Politics without maps to shape 21st century
By Bernard Besserglik
PARIS (AFP): Never has predicting the future of politics been more hazardous. Since the fall of the Berlin Wall in 1989 at least three grand theories aimed at mapping the post-Cold War world have been put forward, only to be thrown out within a year or two.
The current wisdom among pundits and seers is that over the coming century the influence of the nation state will continue to decline as financial markets extend their grasp on global affairs, and that the United States will continue to be the predominant world power for at least the next few decades.
Bets should be hedged, however. If political analysts are agreed on anything, it is that they are wholly unable to agree on the shape of things to come.
First out of the blocks was the U.S. academic Francis Fukuyama who within months of the collapse of communism was proclaiming, in the title of his influential essay, The End of History and the imminent creation of a smiling, unproblematic world in which western liberal democracy would reign supreme.
One Balkan war later his fellow academic Samuel Huntington, in a no less influential essay in the review Foreign Affairs, was proclaiming a multi-polar, multi-civilisational politics in which the role of ideology was at an end and the nation state would wither away.
In The Clash of Civilizations and the Remaking of World Order Huntington predicted the emergence of seven or eight distinctive power blocs drawn on broadly cultural lines: western, Confucian, Japanese, Slav-Orthodox, Islamic, Hindu, Latin American and perhaps African.
This was one of the main currents in a school of thought that came to be known as Global Chaos Theory (GCT) whose proponents included former U.S. secretary of state Zbigniew Brzezinski and which held that the globalizing forces symbolized by McDonald's restaurants and the International Monetary Fund would give rise to repeated outbreaks of terrorism and guerrilla warfare.
The Huntington and, in particular, the GCT theory were briefly fashionable but have both been convincingly refuted, the latter notably by Yahya Sadowski in The Myth of Global Chaos where he argues that neither the causes nor the number of conflicts in the world have changed significantly in recent times.
Meanwhile tribalism and globalization were being given short shrift in yet another influential essay, provocatively entitled Jihad vs. McWorld, by Benjamin Barber, an advisor to U.S. President Bill Clinton, who saw the trends as equally doom-laden.
Globalism, the creation of a homogenized culture comprising fast food, fast computers and fast music -- McDonald's, Macintosh and MTV -- was as much to be feared as the threatened "Lebanonisation" of nation states "in which culture is pitted against culture, people against people, tribe against tribe."

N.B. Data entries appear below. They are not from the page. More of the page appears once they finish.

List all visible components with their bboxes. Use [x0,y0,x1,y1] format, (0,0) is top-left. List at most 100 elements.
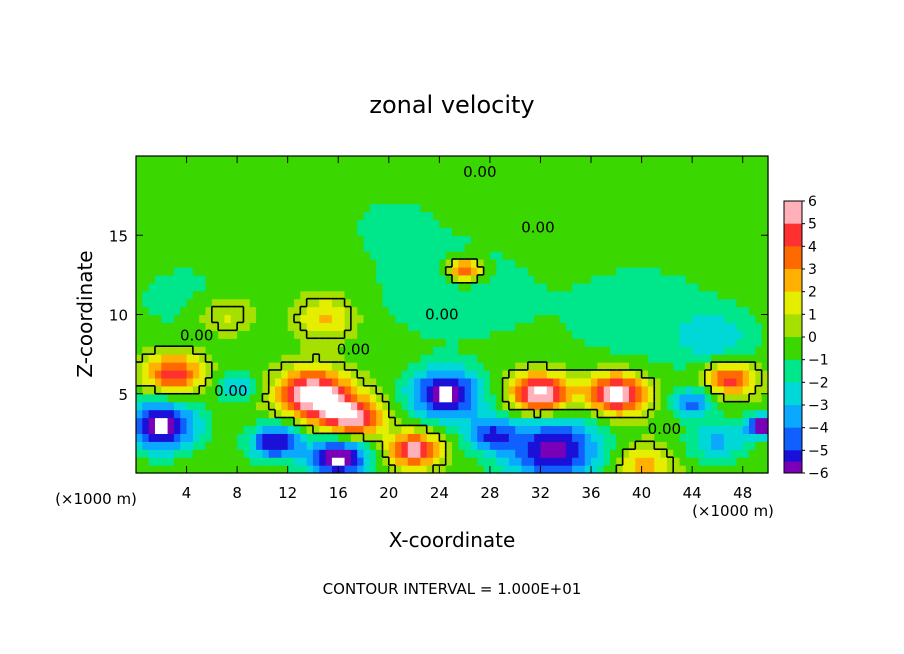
field-cell [496,338,504,347]
field-cell [628,465,636,474]
field-cell [420,235,428,244]
field-cell [319,219,327,228]
field-cell [565,282,573,292]
field-cell [534,433,542,442]
field-cell [439,235,447,244]
field-cell [736,449,744,458]
field-cell [331,298,339,308]
field-cell [376,377,384,387]
field-cell [350,362,358,371]
field-cell [407,290,415,300]
field-cell [711,449,719,458]
field-cell [470,362,478,371]
field-cell [584,338,592,347]
field-cell [685,203,693,213]
field-cell [698,425,706,434]
field-cell [742,409,750,419]
field-cell [407,195,415,205]
field-cell [433,156,440,165]
field-cell [508,362,516,371]
field-cell [173,433,181,442]
field-cell [319,314,327,324]
field-cell [205,235,213,244]
field-cell [540,433,548,442]
field-cell [407,385,415,395]
field-cell [243,409,251,419]
field-cell [256,433,263,442]
field-cell [401,449,409,458]
field-cell [654,330,662,339]
field-cell [319,330,327,339]
field-cell [401,417,409,427]
field-cell [584,259,592,268]
field-cell [515,457,523,466]
field-cell [559,163,567,173]
field-cell [666,314,674,324]
field-cell [603,457,611,466]
field-cell [635,465,643,474]
field-cell [508,259,516,268]
field-cell [622,377,630,387]
field-cell [344,457,352,466]
field-cell [679,425,687,434]
field-cell [205,330,213,339]
field-cell [477,338,485,347]
field-cell [698,338,706,347]
field-cell [761,346,769,355]
field-cell [477,156,485,165]
field-cell [331,338,339,347]
field-cell [331,235,339,244]
field-cell [521,338,529,347]
field-cell [591,156,598,165]
field-cell [464,282,472,292]
field-cell [136,433,143,442]
field-cell [717,369,725,379]
field-cell [591,259,598,268]
field-cell [369,187,377,197]
field-cell [445,330,453,339]
field-cell [635,235,643,244]
field-cell [306,441,314,450]
field-cell [591,346,598,355]
field-cell [161,425,169,434]
field-cell [622,227,630,236]
field-cell [312,417,320,427]
field-cell [148,377,156,387]
field-cell [192,409,200,419]
field-cell [584,243,592,252]
field-cell [540,266,548,276]
field-cell [230,219,238,228]
field-cell [338,259,346,268]
field-cell [237,187,245,197]
field-cell [224,457,232,466]
field-cell [603,322,611,331]
field-cell [692,314,700,324]
field-cell [654,433,662,442]
field-cell [420,417,428,427]
field-cell [167,156,175,165]
field-cell [458,235,466,244]
field-cell [742,266,750,276]
field-cell [616,314,624,324]
field-cell [407,369,415,379]
field-cell [173,425,181,434]
field-cell [249,290,257,300]
contour-interval-note: CONTOUR INTERVAL = 1.000E+01 [323,580,582,598]
field-cell [363,425,371,434]
field-cell [704,227,712,236]
field-cell [319,338,327,347]
field-cell [249,203,257,213]
field-cell [578,203,586,213]
field-cell [572,306,579,316]
field-cell [477,385,485,395]
field-cell [685,227,693,236]
field-cell [148,282,156,292]
field-cell [572,179,579,189]
field-cell [173,417,181,427]
field-cell [249,330,257,339]
field-cell [647,330,655,339]
field-cell [180,290,188,300]
field-cell [673,401,681,411]
field-cell [237,369,245,379]
field-cell [142,282,150,292]
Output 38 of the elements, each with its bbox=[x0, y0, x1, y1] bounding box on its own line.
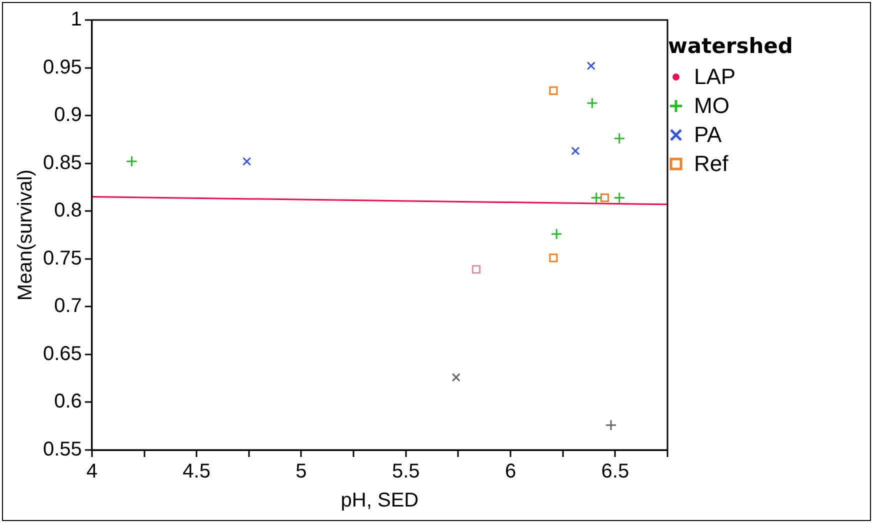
point bbox=[550, 228, 562, 240]
point bbox=[549, 254, 558, 262]
point bbox=[586, 97, 598, 109]
y-tick-label: 0.65 bbox=[42, 342, 82, 365]
point bbox=[472, 265, 480, 274]
point bbox=[571, 146, 580, 156]
y-tick-label: 0.7 bbox=[54, 295, 82, 318]
point bbox=[586, 62, 596, 70]
point bbox=[590, 192, 602, 204]
y-axis-title: Mean(survival) bbox=[14, 169, 37, 301]
point bbox=[600, 193, 609, 202]
y-tick-label: 0.8 bbox=[54, 200, 82, 222]
x-tick-label: 5 bbox=[296, 460, 307, 483]
legend-label: LAP bbox=[694, 64, 736, 90]
x-axis-title: pH, SED bbox=[340, 490, 419, 512]
point bbox=[242, 157, 252, 166]
y-tick-label: 0.85 bbox=[42, 152, 82, 174]
point bbox=[452, 373, 460, 382]
x-tick-label: 6.5 bbox=[601, 460, 630, 483]
y-tick-label: 0.6 bbox=[54, 390, 82, 413]
point bbox=[614, 192, 626, 204]
legend-label: Ref bbox=[694, 150, 728, 176]
y-tick-label: 0.75 bbox=[42, 247, 82, 270]
legend-label: MO bbox=[694, 92, 730, 118]
y-tick-label: 0.95 bbox=[42, 56, 82, 78]
point bbox=[126, 156, 138, 168]
y-tick-label: 0.55 bbox=[42, 438, 82, 461]
legend-label: PA bbox=[694, 122, 722, 148]
x-tick-label: 5.5 bbox=[392, 460, 420, 483]
x-tick-label: 6 bbox=[504, 460, 516, 483]
x-tick-label: 4 bbox=[86, 460, 98, 483]
point bbox=[605, 419, 617, 431]
x-tick-label: 4.5 bbox=[182, 460, 210, 483]
y-tick-label: 1 bbox=[70, 8, 82, 31]
y-tick-label: 0.9 bbox=[54, 104, 82, 126]
legend-title: watershed bbox=[668, 34, 794, 58]
point bbox=[549, 86, 558, 95]
point bbox=[614, 132, 626, 144]
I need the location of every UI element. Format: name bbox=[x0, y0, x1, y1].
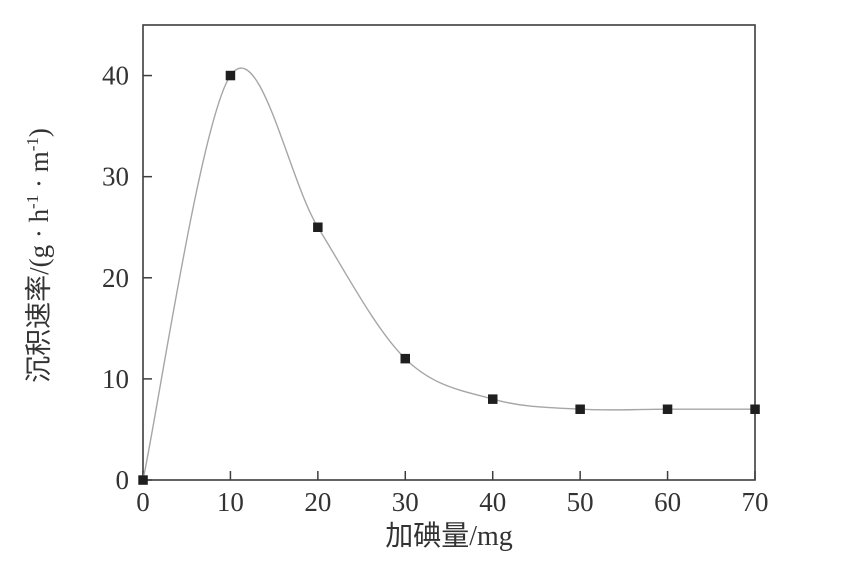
x-axis-tick-label: 0 bbox=[136, 487, 150, 517]
x-axis-tick-label: 60 bbox=[654, 487, 681, 517]
y-axis-tick-label: 10 bbox=[102, 364, 129, 394]
data-point-marker bbox=[400, 353, 410, 364]
x-axis-tick-label: 30 bbox=[392, 487, 419, 517]
y-axis-label: 沉积速率/(g · h-1 · m-1) bbox=[23, 128, 54, 383]
x-axis-tick-label: 20 bbox=[304, 487, 331, 517]
data-point-marker bbox=[225, 70, 236, 81]
data-point-marker bbox=[138, 475, 148, 485]
y-axis-tick-label: 40 bbox=[102, 61, 129, 91]
data-point-marker bbox=[313, 222, 323, 232]
data-point-marker bbox=[575, 404, 585, 414]
y-axis-tick-label: 20 bbox=[102, 263, 129, 293]
x-axis-tick-label: 40 bbox=[479, 487, 506, 517]
x-axis-tick-label: 50 bbox=[567, 487, 594, 517]
x-axis-tick-label: 70 bbox=[742, 487, 769, 517]
x-axis-tick-label: 10 bbox=[217, 487, 244, 517]
y-axis-tick-label: 30 bbox=[102, 162, 129, 192]
data-point-marker bbox=[662, 404, 673, 414]
x-axis-label: 加碘量/mg bbox=[385, 520, 513, 552]
data-point-marker bbox=[488, 394, 498, 404]
data-curve bbox=[142, 67, 756, 481]
plot-border bbox=[142, 24, 756, 481]
y-axis-tick-label: 0 bbox=[116, 465, 130, 495]
data-point-marker bbox=[750, 404, 760, 414]
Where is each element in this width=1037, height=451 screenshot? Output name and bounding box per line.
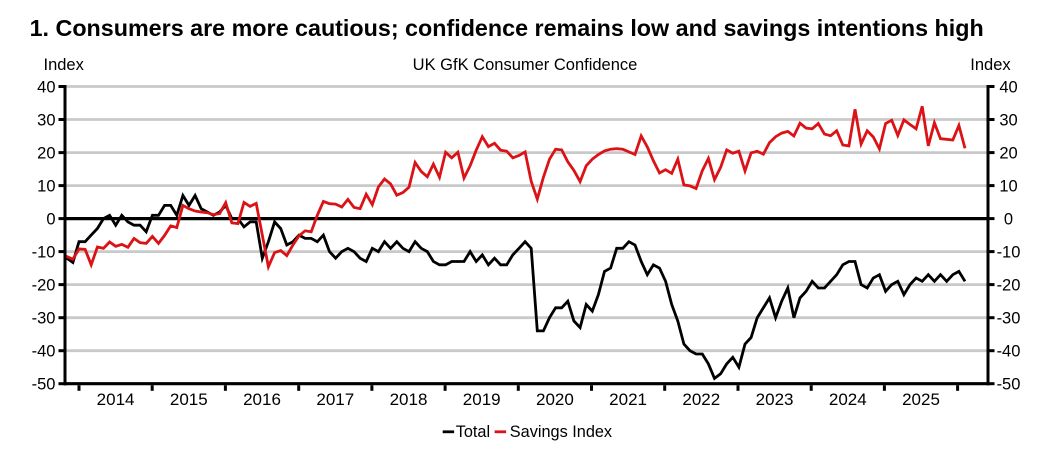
svg-text:20: 20 [37, 145, 55, 163]
svg-text:10: 10 [37, 178, 55, 196]
svg-text:Total: Total [456, 423, 490, 441]
svg-text:-20: -20 [997, 277, 1021, 295]
svg-text:20: 20 [999, 145, 1017, 163]
svg-text:2024: 2024 [829, 390, 867, 409]
svg-text:-50: -50 [32, 376, 56, 394]
svg-text:2016: 2016 [243, 390, 281, 409]
svg-text:40: 40 [999, 79, 1017, 97]
svg-text:Savings Index: Savings Index [510, 423, 612, 441]
svg-text:2015: 2015 [170, 390, 208, 409]
svg-text:-40: -40 [32, 343, 56, 361]
svg-text:10: 10 [999, 178, 1017, 196]
svg-text:30: 30 [37, 112, 55, 130]
svg-text:1. Consumers are more cautious: 1. Consumers are more cautious; confiden… [30, 15, 984, 41]
svg-text:-30: -30 [997, 310, 1021, 328]
svg-text:2018: 2018 [390, 390, 428, 409]
svg-text:2014: 2014 [97, 390, 135, 409]
svg-text:0: 0 [46, 211, 55, 229]
svg-text:2017: 2017 [316, 390, 354, 409]
svg-text:30: 30 [999, 112, 1017, 130]
svg-text:-20: -20 [32, 277, 56, 295]
svg-text:-40: -40 [997, 343, 1021, 361]
svg-text:2022: 2022 [682, 390, 720, 409]
svg-text:UK GfK Consumer Confidence: UK GfK Consumer Confidence [413, 56, 638, 74]
svg-text:40: 40 [37, 79, 55, 97]
svg-text:2023: 2023 [756, 390, 794, 409]
svg-text:2025: 2025 [902, 390, 940, 409]
svg-text:-10: -10 [997, 244, 1021, 262]
svg-text:2019: 2019 [463, 390, 501, 409]
svg-text:-30: -30 [32, 310, 56, 328]
svg-text:-50: -50 [997, 376, 1021, 394]
svg-text:-10: -10 [32, 244, 56, 262]
svg-text:2021: 2021 [609, 390, 647, 409]
svg-text:2020: 2020 [536, 390, 574, 409]
svg-text:Index: Index [970, 56, 1011, 74]
svg-text:Index: Index [44, 56, 85, 74]
svg-text:0: 0 [1004, 211, 1013, 229]
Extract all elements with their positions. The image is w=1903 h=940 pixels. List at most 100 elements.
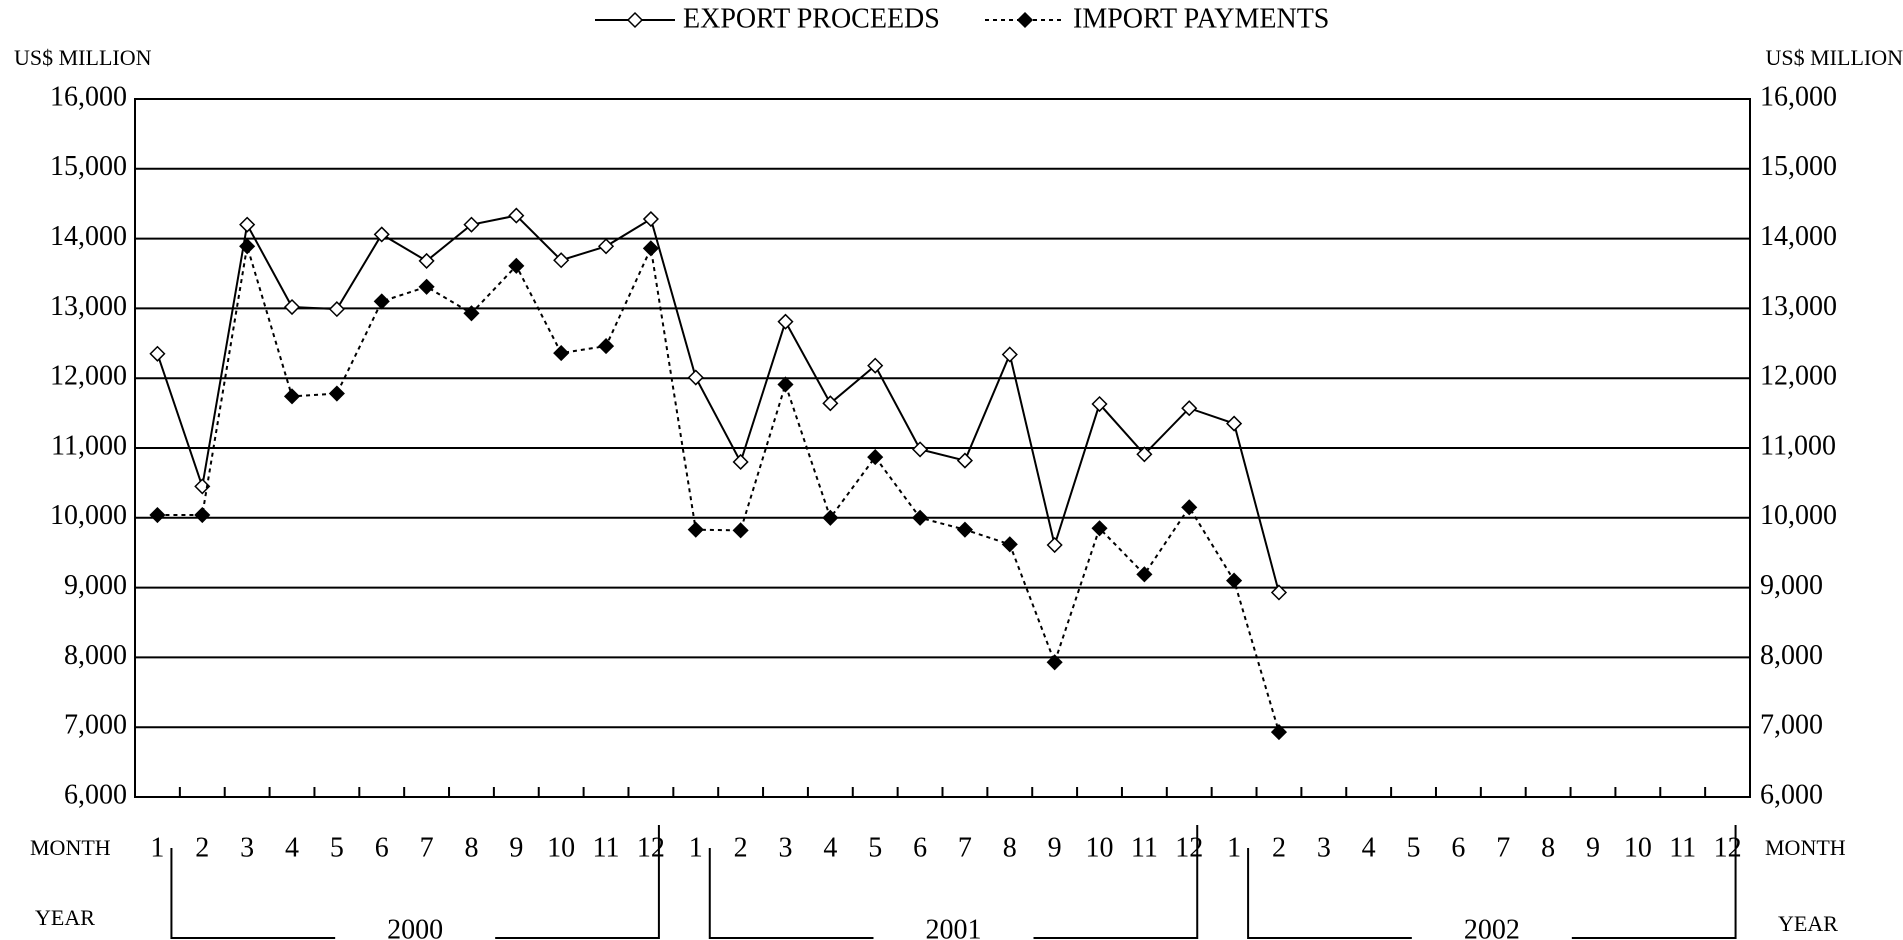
marker bbox=[687, 369, 704, 386]
marker bbox=[867, 449, 884, 466]
marker bbox=[1091, 395, 1108, 413]
x-tick-label: 2 bbox=[195, 832, 209, 863]
marker bbox=[508, 257, 525, 274]
left-axis-label: US$ MILLION bbox=[14, 45, 152, 70]
y-tick-label: 15,000 bbox=[50, 151, 127, 182]
y-tick-label: 6,000 bbox=[64, 779, 127, 810]
x-tick-label: 6 bbox=[1451, 832, 1465, 863]
x-tick-label: 3 bbox=[1317, 832, 1331, 863]
x-tick-label: 6 bbox=[375, 832, 389, 863]
marker bbox=[912, 441, 929, 458]
marker bbox=[463, 216, 480, 233]
x-tick-label: 11 bbox=[1669, 832, 1696, 863]
y2-tick-label: 12,000 bbox=[1760, 361, 1837, 392]
x-tick-label: 5 bbox=[868, 832, 882, 863]
y-tick-label: 16,000 bbox=[50, 81, 127, 112]
marker bbox=[149, 345, 166, 362]
y2-tick-label: 9,000 bbox=[1760, 570, 1823, 601]
x-tick-label: 10 bbox=[1624, 832, 1652, 863]
marker bbox=[1226, 415, 1243, 432]
marker bbox=[642, 210, 659, 228]
marker bbox=[822, 395, 839, 412]
x-tick-label: 7 bbox=[420, 832, 434, 863]
y2-tick-label: 10,000 bbox=[1760, 500, 1837, 531]
year-bracket bbox=[170, 825, 660, 939]
marker bbox=[642, 240, 659, 257]
y-tick-label: 7,000 bbox=[64, 710, 127, 741]
marker bbox=[597, 338, 615, 355]
x-tick-label: 2 bbox=[1272, 832, 1286, 863]
y-tick-label: 10,000 bbox=[50, 500, 127, 531]
marker bbox=[239, 216, 256, 233]
marker bbox=[553, 345, 570, 362]
x-tick-label: 12 bbox=[637, 832, 665, 863]
marker bbox=[597, 238, 615, 255]
marker bbox=[283, 298, 301, 316]
x-tick-label: 8 bbox=[1003, 832, 1017, 863]
x-tick-label: 1 bbox=[689, 832, 703, 863]
y-tick-label: 9,000 bbox=[64, 570, 127, 601]
x-tick-label: 10 bbox=[547, 832, 575, 863]
marker bbox=[822, 509, 839, 526]
marker bbox=[1001, 536, 1018, 553]
marker bbox=[373, 226, 390, 243]
marker bbox=[1136, 446, 1153, 463]
x-tick-label: 9 bbox=[509, 832, 523, 863]
marker bbox=[194, 478, 211, 495]
x-tick-label: 10 bbox=[1086, 832, 1114, 863]
x-tick-label: 12 bbox=[1175, 832, 1203, 863]
marker bbox=[1046, 536, 1063, 554]
x-tick-label: 1 bbox=[1227, 832, 1241, 863]
x-tick-label: 9 bbox=[1048, 832, 1062, 863]
x-tick-label: 6 bbox=[913, 832, 927, 863]
marker bbox=[1136, 566, 1153, 583]
x-tick-label: 4 bbox=[1362, 832, 1376, 863]
marker bbox=[463, 305, 480, 322]
y-tick-label: 14,000 bbox=[50, 221, 127, 252]
x-tick-label: 4 bbox=[285, 832, 299, 863]
y2-tick-label: 16,000 bbox=[1760, 81, 1837, 112]
marker bbox=[1046, 654, 1063, 671]
marker bbox=[1091, 520, 1108, 537]
x-tick-label: 7 bbox=[958, 832, 972, 863]
x-tick-label: 11 bbox=[593, 832, 620, 863]
x-tick-label: 5 bbox=[330, 832, 344, 863]
marker bbox=[1001, 346, 1018, 363]
year-label: YEAR bbox=[1778, 911, 1838, 936]
marker bbox=[283, 388, 301, 405]
y2-tick-label: 11,000 bbox=[1760, 430, 1836, 461]
legend-marker bbox=[1016, 11, 1034, 29]
y2-tick-label: 13,000 bbox=[1760, 291, 1837, 322]
series-line bbox=[156, 214, 1280, 593]
x-tick-label: 3 bbox=[778, 832, 792, 863]
month-label: MONTH bbox=[30, 835, 111, 860]
year-tick-label: 2002 bbox=[1464, 914, 1520, 940]
marker bbox=[553, 252, 570, 269]
marker bbox=[956, 452, 973, 469]
marker bbox=[1270, 724, 1288, 741]
x-tick-label: 3 bbox=[240, 832, 254, 863]
marker bbox=[912, 509, 929, 526]
marker bbox=[149, 506, 166, 524]
marker bbox=[328, 301, 345, 318]
y2-tick-label: 15,000 bbox=[1760, 151, 1837, 182]
year-bracket bbox=[708, 825, 1199, 939]
x-tick-label: 9 bbox=[1586, 832, 1600, 863]
marker bbox=[956, 521, 973, 538]
marker bbox=[777, 313, 794, 330]
y-tick-label: 11,000 bbox=[51, 430, 127, 461]
year-bracket bbox=[1247, 825, 1737, 939]
x-tick-label: 8 bbox=[464, 832, 478, 863]
x-tick-label: 11 bbox=[1131, 832, 1158, 863]
year-label: YEAR bbox=[35, 905, 95, 930]
marker bbox=[867, 357, 884, 374]
marker bbox=[373, 293, 390, 310]
y2-tick-label: 14,000 bbox=[1760, 221, 1837, 252]
right-axis-label: US$ MILLION bbox=[1766, 45, 1903, 70]
x-tick-label: 2 bbox=[734, 832, 748, 863]
x-tick-label: 8 bbox=[1541, 832, 1555, 863]
marker bbox=[239, 238, 256, 255]
marker bbox=[1181, 499, 1198, 516]
marker bbox=[1226, 572, 1243, 589]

For Barber, the unifying forces of the markets and information technology ("McWorld") are accompanied by the centrifugal forces of institutional breakdown and national dissolution (Jihad). And he warns bleakly: "Neither needs democracy; neither promotes democracy."
Several French writers agree with Barber's analysis, while not necessarily sharing his gloomy conclusions.
Anthropologist Jean-Loup Amselle speaks of "globalised Balkanisation." Sociologist Michel Wiewiorka believes that "globalization encourages cultural fragmentation" via the variety of reactions that it provokes. Jacques Attali, a former presidential adviser, notes market forces causing "peoples to break down into tribes, families into households, ideologies into aphorisms, culture into video-clips."
The lack of clear sign-posting for the new century is summed up by ethnologist Marc Auge who warns: "Any generalized prophecy would be rash as it is bound to underestimate the sociological plurality and complexity of innovation."
Globalization is clearly only one of the seismic forces that will shape the world in the coming decades.
Other decisive factors will be technology -- what are the implications for society of the Internet and ever-increasing computerization? -- and the impact of human activity on the ecology. Can the environment withstand the pressure on resources represented by continuing population growth? How serious is the threat posed by global warming and climate change?
Even the short term represents a test for the predictive powers of the pundits. The first year of the new century will have seen two crucial contests, the results of which will set the tone for much that follows.
No-one, a year ago, could have foreseen the election of Vladimir Putin to supreme power in Russia. Who can be sure of the result, let alone the consequences, of November's contest for the leadership of the world's remaining superpower, the United States?